Climate check: the climate crisis could pose a greater threat to Nepal’s rhinos than poaching

The one-horned rhinoceros in Nepal’s Chitwan national park.
The one-horned rhinoceros in Nepal’s Chitwan national park. Photograph: Sergi Reboredo/Alamy

Before the 1950s, as many as 1,000 rhinos roamed the grasslands and forests of Nepal. But by 1965, rampant hunting, poaching and changes in land use brought the species close to extinction in the country. The national park was established in 1973 and thanks to concerted conservation efforts the rhino population began to bounce back. But a new threat has emerged.

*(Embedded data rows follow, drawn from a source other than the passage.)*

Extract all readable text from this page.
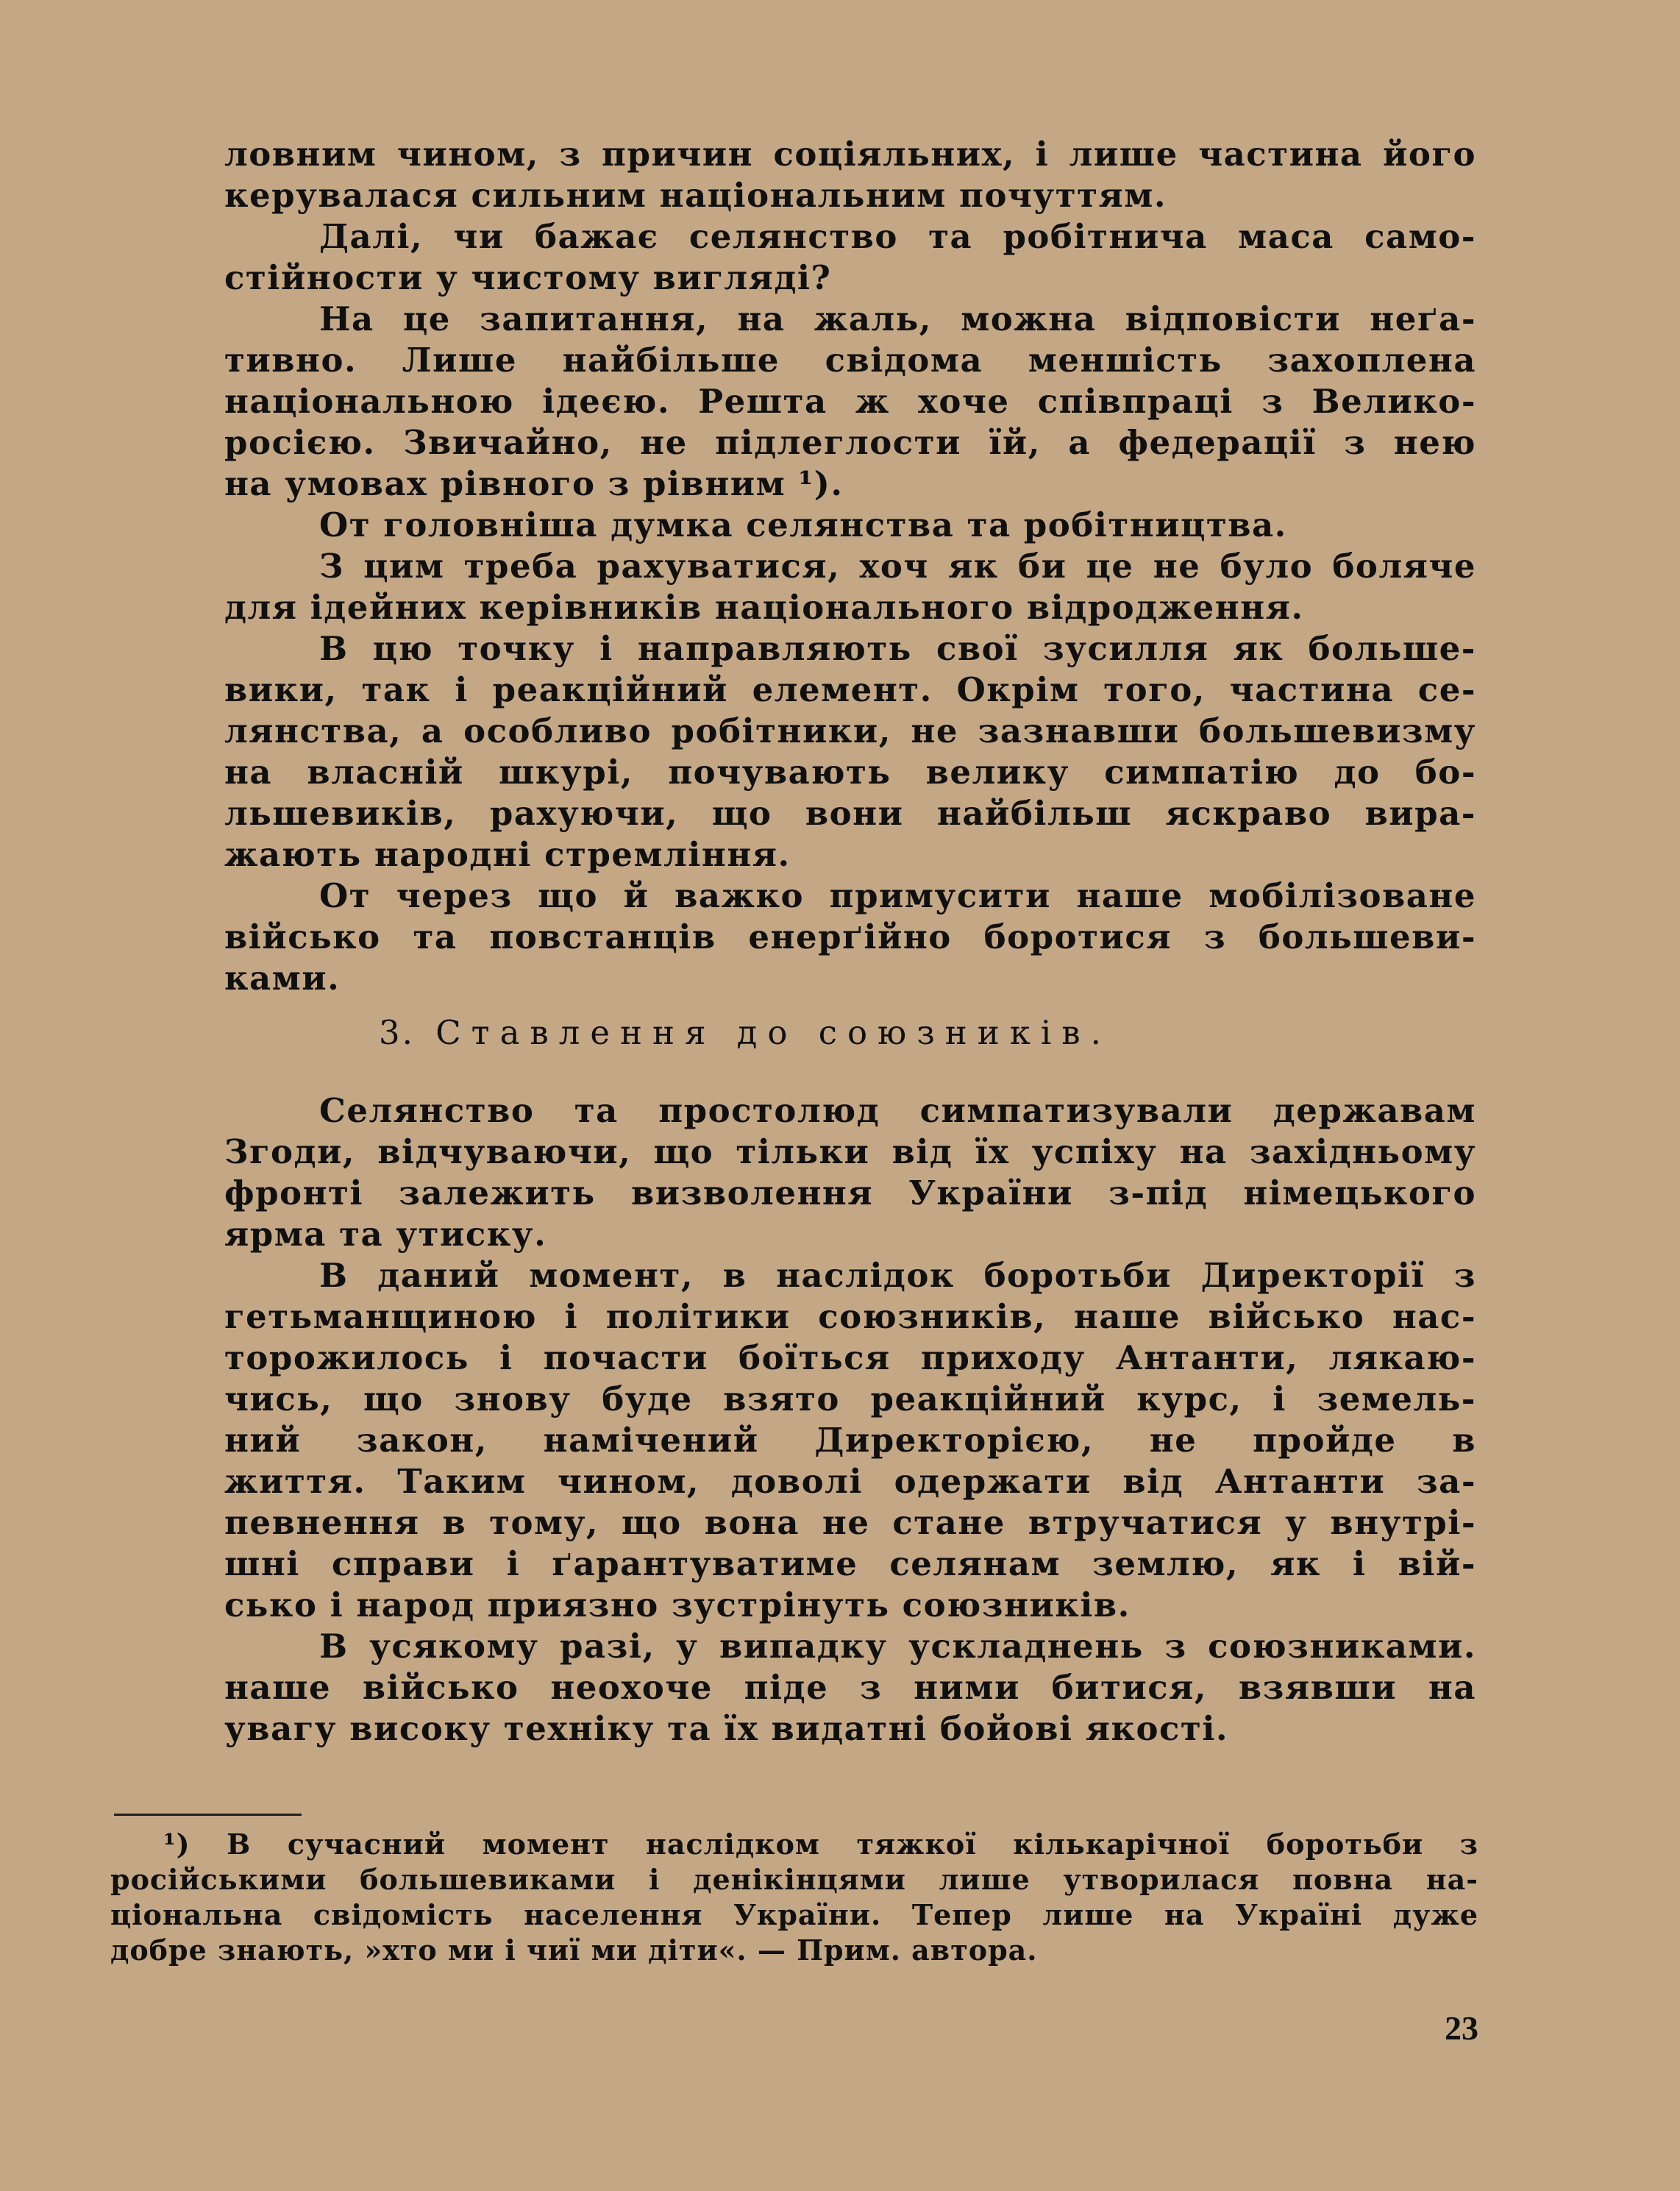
ловним чином, з причин соціяльних, і лише частина його
керувалася сильним національним почуттям.
Далі, чи бажає селянство та робітнича маса само-
стійности у чистому вигляді?
На це запитання, на жаль, можна відповісти неґа-
тивно. Лише найбільше свідома меншість захоплена
національною ідеєю. Решта ж хоче співпраці з Велико-
росією. Звичайно, не підлеглости їй, а федерації з нею
на умовах рівного з рівним ¹).
От головніша думка селянства та робітництва.
З цим треба рахуватися, хоч як би це не було боляче
для ідейних керівників національного відродження.
В цю точку і направляють свої зусилля як больше-
вики, так і реакційний елемент. Окрім того, частина се-
лянства, а особливо робітники, не зазнавши большевизму
на власній шкурі, почувають велику симпатію до бо-
льшевиків, рахуючи, що вони найбільш яскраво вира-
жають народні стремління.
От через що й важко примусити наше мобілізоване
військо та повстанців енерґійно боротися з большеви-
ками.
3. Ставлення до союзників.
Селянство та простолюд симпатизували державам
Згоди, відчуваючи, що тільки від їх успіху на західньому
фронті залежить визволення України з-під німецького
ярма та утиску.
В даний момент, в наслідок боротьби Директорії з
гетьманщиною і політики союзників, наше військо нас-
торожилось і почасти боїться приходу Антанти, лякаю-
чись, що знову буде взято реакційний курс, і земель-
ний закон, намічений Директорією, не пройде в
життя. Таким чином, доволі одержати від Антанти за-
певнення в тому, що вона не стане втручатися у внутрі-
шні справи і ґарантуватиме селянам землю, як і вій-
сько і народ приязно зустрінуть союзників.
В усякому разі, у випадку ускладнень з союзниками.
наше військо неохоче піде з ними битися, взявши на
увагу високу техніку та їх видатні бойові якості.
¹) В сучасний момент наслідком тяжкої кількарічної боротьби з
російськими большевиками і денікінцями лише утворилася повна на-
ціональна свідомість населення України. Тепер лише на Україні дуже
добре знають, »хто ми і чиї ми діти«. — Прим. автора.
23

Last Thing: Maryland man found dead amid collection of more than 125 snakes

A large snake
The reptiles were removed in the county animal control department’s largest rescue operation. Photograph: Christopher Bellette/Alamy

Police officers called to a Maryland residence by a concerned neighbour found a 49-year-old man dead – and surrounded by more than 125 venomous and non-venomous snakes held in tanks on racks. The discovery by Charles county sheriff’s deputies and emergency responders at the house in Pomfret became even more bizarre when they established that none of the reptiles, including a 4.3-metre (14ft) Burmese python, had escaped or were slithering free.